On Palm Sunday, Jesus entered Jerusalem as an unexpected King claiming his unexpected Kingdom, and doing so, Jesus received an incredibly warm welcome from the people of Jerusalem who showed up in great numbers to hail him as their King.
And yet, Jesus was able to see through their praise to recognize that they were still rebellious against his actual reign. As much as Jesus was the unexpected King, the people of Jerusalem were unexpected rebels. Luke records the scene:
41And when he drew near and saw the city, he wept over it, 42saying, “Would that you, even you, had known on this day the things that make for peace! But now they are hidden from your eyes. 43For the days will come upon you, when your enemies will set up a barricade around you and surround you and hem you in on every side 44and tear you down to the ground, you and your children within you. And they will not leave one stone upon another in you, because you did not know the time of your visitation. (Luke 19:41-44)
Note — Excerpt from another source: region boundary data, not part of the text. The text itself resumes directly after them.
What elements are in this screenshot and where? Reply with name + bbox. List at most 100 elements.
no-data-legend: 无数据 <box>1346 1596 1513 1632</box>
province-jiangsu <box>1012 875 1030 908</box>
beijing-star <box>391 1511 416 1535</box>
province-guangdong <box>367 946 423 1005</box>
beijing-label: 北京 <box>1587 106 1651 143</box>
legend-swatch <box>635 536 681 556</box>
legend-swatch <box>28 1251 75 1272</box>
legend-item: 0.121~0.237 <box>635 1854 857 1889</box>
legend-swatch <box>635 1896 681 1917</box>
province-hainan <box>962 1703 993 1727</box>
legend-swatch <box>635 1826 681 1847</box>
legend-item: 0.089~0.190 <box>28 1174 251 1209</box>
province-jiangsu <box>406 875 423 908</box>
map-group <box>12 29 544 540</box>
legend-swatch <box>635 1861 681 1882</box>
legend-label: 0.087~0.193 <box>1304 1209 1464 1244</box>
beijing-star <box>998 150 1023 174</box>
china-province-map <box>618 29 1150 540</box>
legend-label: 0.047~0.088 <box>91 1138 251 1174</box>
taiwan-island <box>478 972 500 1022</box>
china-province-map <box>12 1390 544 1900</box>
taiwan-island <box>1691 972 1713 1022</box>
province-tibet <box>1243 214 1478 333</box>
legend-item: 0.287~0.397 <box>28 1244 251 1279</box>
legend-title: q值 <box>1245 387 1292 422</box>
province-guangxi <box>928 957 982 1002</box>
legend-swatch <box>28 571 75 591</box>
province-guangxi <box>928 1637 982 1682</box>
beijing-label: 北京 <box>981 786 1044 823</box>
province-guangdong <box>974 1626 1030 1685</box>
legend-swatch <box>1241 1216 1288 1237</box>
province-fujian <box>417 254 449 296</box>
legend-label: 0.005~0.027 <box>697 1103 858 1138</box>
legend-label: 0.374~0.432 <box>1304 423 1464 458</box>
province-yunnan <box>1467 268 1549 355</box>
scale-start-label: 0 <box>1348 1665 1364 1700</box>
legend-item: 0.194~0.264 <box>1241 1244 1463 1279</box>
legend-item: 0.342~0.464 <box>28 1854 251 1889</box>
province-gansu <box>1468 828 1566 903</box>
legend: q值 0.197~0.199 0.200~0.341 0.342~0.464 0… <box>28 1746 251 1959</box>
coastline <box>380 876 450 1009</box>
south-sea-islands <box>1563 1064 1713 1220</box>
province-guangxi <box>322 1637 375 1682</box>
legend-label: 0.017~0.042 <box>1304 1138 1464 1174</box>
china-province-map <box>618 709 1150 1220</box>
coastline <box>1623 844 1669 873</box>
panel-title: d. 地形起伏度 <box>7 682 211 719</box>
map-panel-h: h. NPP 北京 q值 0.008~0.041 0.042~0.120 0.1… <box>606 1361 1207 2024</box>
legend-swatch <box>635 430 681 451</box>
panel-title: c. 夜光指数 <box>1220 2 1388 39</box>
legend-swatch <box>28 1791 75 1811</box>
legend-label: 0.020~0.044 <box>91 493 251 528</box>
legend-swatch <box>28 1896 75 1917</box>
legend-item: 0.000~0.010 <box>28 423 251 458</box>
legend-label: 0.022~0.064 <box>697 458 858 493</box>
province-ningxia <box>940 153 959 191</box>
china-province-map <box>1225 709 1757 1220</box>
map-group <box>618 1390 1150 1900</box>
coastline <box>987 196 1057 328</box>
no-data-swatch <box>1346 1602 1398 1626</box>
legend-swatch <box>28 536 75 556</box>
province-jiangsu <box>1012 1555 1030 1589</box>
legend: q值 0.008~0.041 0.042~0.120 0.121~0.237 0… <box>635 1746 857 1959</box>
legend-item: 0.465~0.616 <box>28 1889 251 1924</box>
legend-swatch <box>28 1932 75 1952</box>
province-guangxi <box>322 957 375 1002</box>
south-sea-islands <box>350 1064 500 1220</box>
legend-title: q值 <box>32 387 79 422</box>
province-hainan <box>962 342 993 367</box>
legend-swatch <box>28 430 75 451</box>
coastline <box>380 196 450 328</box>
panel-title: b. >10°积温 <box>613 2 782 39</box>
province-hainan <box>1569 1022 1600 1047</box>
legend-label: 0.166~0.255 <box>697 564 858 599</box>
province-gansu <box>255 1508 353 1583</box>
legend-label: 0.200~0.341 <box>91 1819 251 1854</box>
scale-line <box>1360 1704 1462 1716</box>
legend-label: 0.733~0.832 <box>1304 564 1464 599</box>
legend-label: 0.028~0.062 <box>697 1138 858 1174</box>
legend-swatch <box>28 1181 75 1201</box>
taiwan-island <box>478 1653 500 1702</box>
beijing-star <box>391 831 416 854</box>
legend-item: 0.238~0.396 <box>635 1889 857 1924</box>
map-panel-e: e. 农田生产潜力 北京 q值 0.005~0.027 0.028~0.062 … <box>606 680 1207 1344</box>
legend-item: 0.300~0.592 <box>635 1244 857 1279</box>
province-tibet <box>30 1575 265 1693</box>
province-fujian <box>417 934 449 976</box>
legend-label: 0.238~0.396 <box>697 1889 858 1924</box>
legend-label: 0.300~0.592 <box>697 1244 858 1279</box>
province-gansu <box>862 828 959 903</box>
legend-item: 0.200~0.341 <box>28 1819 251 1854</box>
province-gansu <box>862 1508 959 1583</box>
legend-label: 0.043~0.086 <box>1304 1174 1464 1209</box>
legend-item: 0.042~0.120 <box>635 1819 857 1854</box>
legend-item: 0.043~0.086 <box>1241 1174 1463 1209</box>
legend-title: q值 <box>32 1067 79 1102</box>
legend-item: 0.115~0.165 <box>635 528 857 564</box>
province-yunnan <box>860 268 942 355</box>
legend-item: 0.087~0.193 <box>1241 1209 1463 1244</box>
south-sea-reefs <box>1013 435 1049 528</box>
This was a day of great joy! the people were rejoicing and praising God with a loud voice and shouting praises to Jesus as their King who had come in the name of the Lord. Recognizing that Jesus was a King who would bring peace (even if they did not realize the means by which Jesus would bring peace), they announced benedictions: “Peace in heaven and glory in the highest!”
But in the midst of all this joy, we find Jesus weeping over Jerusalem. We only read twice in the Gospels specific accounts of Jesus weeping, and the other time he weeps is when his friend Lazarus had died (John 11:35). The author of Hebrews gives us a bit more detail about Jesus’ tears, writing:
In the days of his flesh, Jesus offered up prayers and supplications, with loud cries and tears, to him who was able to save him from death, and he was heard because of his reverence. (Hebrews 5:7)
Apparently, Jesus wept frequently as he prayed, crying out to God as he prayed for himself and for the people that he had come to save.
But here, in Luke 19, Jesus begins to weep in the middle of a party. As everyone is celebrating his rule and his reign, Jesus breaks down into tears over Jerusalem.
Why does he weep so bitterly despite being surrounded by such joy? Because Jerusalem was a rebellious city.
Now, we might expect Jesus to give these disciples the benefit of the doubt, especially as they lavished on him such expansive praise. It seems strange that Jesus’ most poignant recognition of Jerusalem’s rebellion should come at the height of Jerusalem’s recognition of Jesus’ Kingship, but that is exactly what is happening here.
In fact, it is precisely because the people of Jerusalem have come to greet him that Jesus is so deeply troubled by their rebellion. At the core of their hearts, Jesus perceives that they want nothing to do with him–at least, not on his terms. Certainly, they have uses for Jesus that they would be happy to direct him toward, but they do not actually want Jesus to be their king.
So, in the midst of this celebration, Jesus sees firsthand the joy of what his coming reign ought to be. He is able to see and smell and feel the celebration that should come to hail the incarnate Son of God.
And yet, Jerusalem still rejects Jesus’ terms of peace. “There would be peace,” Jesus says, “if only you had known the things that make for peace! If only you recognized the peace I offer you, turning from your sin and flying to me–and only me–for salvation.”
But these unexpected rebels who had intended to enthrone Jesus actually reject him.
This was to be a day of joy and salvation and victory, but now their King turns the tables on them, insisting that the things that make for peace are now hidden from their eyes. They did not recognize their time of visitation, and now their time is up. Judgment is at hand, and Jerusalem stands on the brink of utter, complete annihilation.
“Visitation” in the Bible refers to God’s visiting his people for one of two purposes (or, sometimes, for both): either for salvation, or for judgment (see John Piper on this passage). Jesus had visited his people just as Zechariah had prophesied in Luke 1:68: “Blessed be the Lord God of Israel, for he has visited and redeemed his people…” But because of the hardness of their hearts, God’s visitation of his people through his Son Jesus Christ became a visitation of judgment and not of salvation.
Don’t miss, though, the radical gospel truth even at this moment in salvation history: the judgment of God’s visitation would fall first on Jesus Christ, and only then on the rebels who rejected him. Jesus was heading into Jerusalem to receive the full wrath of God’s judgment against sinners in order that he might offer peace to those who believe in his name. Jesus faced unexpected judgment so that we could receive unexpected salvation.
But by 70 AD, Jesus’ prophecy had come true. Rome marched against Jerusalem, razing it to the ground so that no stone remained on top of another. Even still, this judgment is nothing compared to the judgment that Jesus himself will bring when he leads his own armies when he returns, destroying his enemies forever.
Even now, Jesus offers terms of peace. Repent from your sins and believe the gospel, that Jesus Christ has received judgment on the cross in your place, for your sins. Would that you knew the terms that make for peace!
But a day is coming when the terms that make for peace will be hidden from your eyes, blocked out by the radiance of the glory of Jesus Christ as he comes to judge the world. Do not remain rebellious, but kiss the Son while there is still time, lest he be angry, and you perish in the way.